Kombinationen mit Erdwärme
Heizen mit Erdwärme und Sonne – eine sinnvolle Kombination
Um das Heizen mit einer Erdwärme-Anlage noch effizienter zu machen, kann man sie mit einer solarthermischen oder einer Photovoltaikanlage kombinieren. So lassen sich noch mehr Kosten einsparen und die Umwelt wird geschont.
Erdwärme und Solarthermie
Die Kombination einer Erdwärme-Anlage mit einer solarthermischen Anlage bietet sich aus mehreren Gründen besonders an. Die Solarthermieanlage wird direkt in den Erdwärme-Kreislauf eingebunden. Man spricht von einem geo-solarthermischen System.

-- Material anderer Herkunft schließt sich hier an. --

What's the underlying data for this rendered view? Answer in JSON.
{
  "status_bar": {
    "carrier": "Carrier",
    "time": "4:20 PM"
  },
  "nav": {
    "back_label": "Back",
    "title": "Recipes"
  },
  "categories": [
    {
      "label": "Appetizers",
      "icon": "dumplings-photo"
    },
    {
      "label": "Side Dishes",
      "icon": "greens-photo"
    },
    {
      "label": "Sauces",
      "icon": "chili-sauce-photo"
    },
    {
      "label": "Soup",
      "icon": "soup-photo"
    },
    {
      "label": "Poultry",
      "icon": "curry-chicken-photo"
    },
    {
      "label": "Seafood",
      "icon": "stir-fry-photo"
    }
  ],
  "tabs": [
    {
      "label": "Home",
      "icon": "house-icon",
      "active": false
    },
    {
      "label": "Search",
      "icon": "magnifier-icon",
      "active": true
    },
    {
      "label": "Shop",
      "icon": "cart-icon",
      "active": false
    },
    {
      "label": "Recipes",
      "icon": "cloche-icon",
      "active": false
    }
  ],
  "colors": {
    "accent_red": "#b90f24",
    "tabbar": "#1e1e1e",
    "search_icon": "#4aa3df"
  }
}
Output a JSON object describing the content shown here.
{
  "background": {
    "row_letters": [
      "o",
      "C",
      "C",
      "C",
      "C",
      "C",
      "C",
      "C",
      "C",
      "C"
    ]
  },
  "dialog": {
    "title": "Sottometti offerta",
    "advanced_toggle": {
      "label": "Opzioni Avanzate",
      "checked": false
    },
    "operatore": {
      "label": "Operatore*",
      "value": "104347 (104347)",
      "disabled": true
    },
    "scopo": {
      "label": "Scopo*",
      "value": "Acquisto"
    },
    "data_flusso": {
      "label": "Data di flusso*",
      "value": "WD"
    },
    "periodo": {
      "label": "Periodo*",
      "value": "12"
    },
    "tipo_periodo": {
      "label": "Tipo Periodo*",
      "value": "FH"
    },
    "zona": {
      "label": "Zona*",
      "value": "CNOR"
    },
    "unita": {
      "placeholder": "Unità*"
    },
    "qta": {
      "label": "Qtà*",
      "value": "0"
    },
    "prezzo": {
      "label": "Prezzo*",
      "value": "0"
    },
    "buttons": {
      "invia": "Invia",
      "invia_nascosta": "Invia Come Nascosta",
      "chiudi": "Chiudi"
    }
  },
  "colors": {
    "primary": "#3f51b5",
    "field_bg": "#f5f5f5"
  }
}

Über die Kollektorflächen der Solarthermieanlage kann im Sommer und meist auch in den Übergangsmonaten der gesamte Wasserbedarf gewährleistet und genug Energie zum Heizen, falls benötigt, bereitgestellt werden. In dieser Zeit muss die Erdwärme-Pumpe nicht eingeschaltet werden. Im Sommer wird sogar viel mehr Energie von den Solarkollektoren aufgenommen, als eigentlich zur Warmwasserbereitstellung oder zum Heizen benötigt wird. Durch die Verbindung mit der Erdwärme-Anlage ist es nun möglich, die überschüssige Wärme in das Erdreich einzuleiten, wo sie dann gespeichert wird. Die Wärme regeneriert zusätzlich das Gestein, so dass im Winter mehr Energie zur Verfügung steht. Auf diese Weise muss die Erdwärme-Pumpe weniger Arbeit verrichten und verbraucht weniger Strom für ihren Antrieb. Dadurch kann die Erdwärme-Pumpe Jahresarbeitszahlen von über 5 erreichen, d.h. die Erdwärme-Pumpe kann das 5-fache der zum Antrieb eingesetzten Energie in Wärme umwandeln. Besonders effiziente Anlagen können sogar Arbeitszahlen von 7 erreichen.
Die geo-solarthermische Anlage wird so reguliert, dass sich die Erdwärme-Pumpe automatisch nur dann einschaltet, wenn die Solarkollektoren den Wärmebedarf für Wasser und zum Heizen allein nicht mehr decken können. Gleichzeitig wird wann immer möglich zusätzlich Wärme aus der solarthermischen Anlage eingesetzt. Das entlastet die Erdwärme-Pumpe noch stärker.
Eine geo-solarthermische Anlage wird vom Bund gefördert. Zum einen gibt es für besonders effiziente Erdwärme-Pumpen (Jahresarbeitszahl von über 4,7) doppelt so viel Geld wie für eine weniger effiziente Erdwärme-Pumpe. Zum anderen erhält man für die Kombination mit einer Solarthermieanlage noch einmal zusätzlich 750 Euro.
Erdwärme und Photovoltaik
Mit einer Erdwärme-Anlage sind Sie unabhängig von Preissteigerungen für fossile Brennstoffe, nur die Stromkosten für die Erdwärme-Pumpe müssen noch bezahlt werden. Um vollkommen unabhängig zu sein, wird in einigen beispielhaften Projekten der Strom durch eine Photovoltaikanlage gewonnen. Da der gewonnene Strom aber ins Netz eingespeist wird, geht diese Rechnung nur bilanziell auf.
Auch bei einer Anlage, die nicht an das öffentliche Stromnetz angeschlossen ist, kann der Strombedarf einer Erdwärme-Pumpe nie direkt gedeckt werden. Denn eine Photovoltaikanlage ist abhängig vom Wetter und der Tageszeit. Außerdem gibt es noch keine Speichermöglichkeiten für Strom aus Photovoltaikanlagen.
Dimensionieren Sie die Größe der Photovoltaikanlage aber so, dass sie mindestens den Strom für die Erdwärme-Pumpe liefern kann, und speisen diesen Strom dann in das Netz ein, erhalten Sie durch die Einspeisevergütung des Erneuerbare-Energien-Gesetzes eine positive Bilanz. Eine Kombination mit einer Photovoltaikanlage ist aber nur dann wirtschaftlich sinnvoll, wenn das Dach eine günstige Dachneigung und Ausrichtung hat.